Of all the breakup situations that you can find, the one that has to do with friendship is the most difficult to understand. You’ll find people telling you that it’s okay to be friends with your ex boyfriend or girlfriend, as long as you don’t love them yet. But what if you do? What if you desperately want your ex back, but you’re afraid to turn down her offer of friendship?
Well, first of all, you need to understand something: friendship is NOT a relationship. Period. Never think you can substitute a fake pseudo-friendship for the real relationship you’d rather have with an ex-boyfriend or girlfriend. If you want your ex back, you must work for get your ex back. Trying to play the role of the happy, platonic friend will end in a heartache at best. And in the worst case? It will erupt into a mess of jealousy and disorder that could end up hurting you more than any breakup.
Getting back together with an ex-girlfriend or ex-boyfriend involves many steps. One of the first and most important is to disappear for a while, so that your ex will miss you. this can’t happen if you are still friends with your ex. For this reason, when your ex wants to be friends with you, there is no way you should accept that offer. Instead, you should politely decline, walk away, and stay out of your ex-boyfriend’s or ex-girlfriend’s sight for a few weeks.

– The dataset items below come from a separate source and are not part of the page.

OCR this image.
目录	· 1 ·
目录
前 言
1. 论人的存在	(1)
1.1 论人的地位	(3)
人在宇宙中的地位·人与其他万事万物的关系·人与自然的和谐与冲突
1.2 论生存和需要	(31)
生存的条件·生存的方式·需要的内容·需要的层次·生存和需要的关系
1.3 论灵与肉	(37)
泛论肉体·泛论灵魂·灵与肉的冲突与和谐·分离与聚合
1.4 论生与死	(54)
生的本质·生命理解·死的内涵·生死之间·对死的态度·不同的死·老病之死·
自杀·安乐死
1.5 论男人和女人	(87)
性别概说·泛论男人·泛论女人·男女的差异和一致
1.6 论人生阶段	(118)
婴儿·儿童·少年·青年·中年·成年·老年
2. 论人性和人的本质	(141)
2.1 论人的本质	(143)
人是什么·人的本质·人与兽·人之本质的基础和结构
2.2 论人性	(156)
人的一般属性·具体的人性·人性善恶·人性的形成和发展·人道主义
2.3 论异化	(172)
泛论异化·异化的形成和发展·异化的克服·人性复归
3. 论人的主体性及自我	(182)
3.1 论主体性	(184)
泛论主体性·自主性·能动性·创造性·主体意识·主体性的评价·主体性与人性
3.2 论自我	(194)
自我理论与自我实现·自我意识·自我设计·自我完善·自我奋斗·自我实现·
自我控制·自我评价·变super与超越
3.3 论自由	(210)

Understand that your ex wants to stay friendly with you for a good reason: he’s not completely over the relationship yet. Your ex wants the option to back out if she suits him… to reverse the breakup and get back together with you if her new single life just doesn’t work out. But by giving them the green light here, you’re letting your ex do whatever he wants: date other people, stay single, etc… etc… all while he’s comfortable knowing you’re still hanging around for them.
But by rejecting the friendship and doing your own thing? Your ex is facing the reality that they could lose you. Your ex wants you to be friends so they can keep an eye on you; he doesn’t want you to go ahead and date anyone else as much as you don’t want them to. Seeing that you have a planned life that doesn’t include them will force your ex to make difficult decisions. He or she will have to determine whether or not he wants to win you back, and if so, he or she will have to act quickly or risk losing you forever.
Staying friends with an ex after the breakup is never really an option. Not if you still love and want your ex boyfriend or girlfriend back. The best thing you can do is be honest, both with them and with yourself. Let your ex know that you have stronger feelings than just friendship and that pretending to be friends is not your thing. Either your ex dates you or he loses you: those are the two options you have to present to them. Because when you do that, you’ll be amazed at how quickly your ex could run back to your old relationship.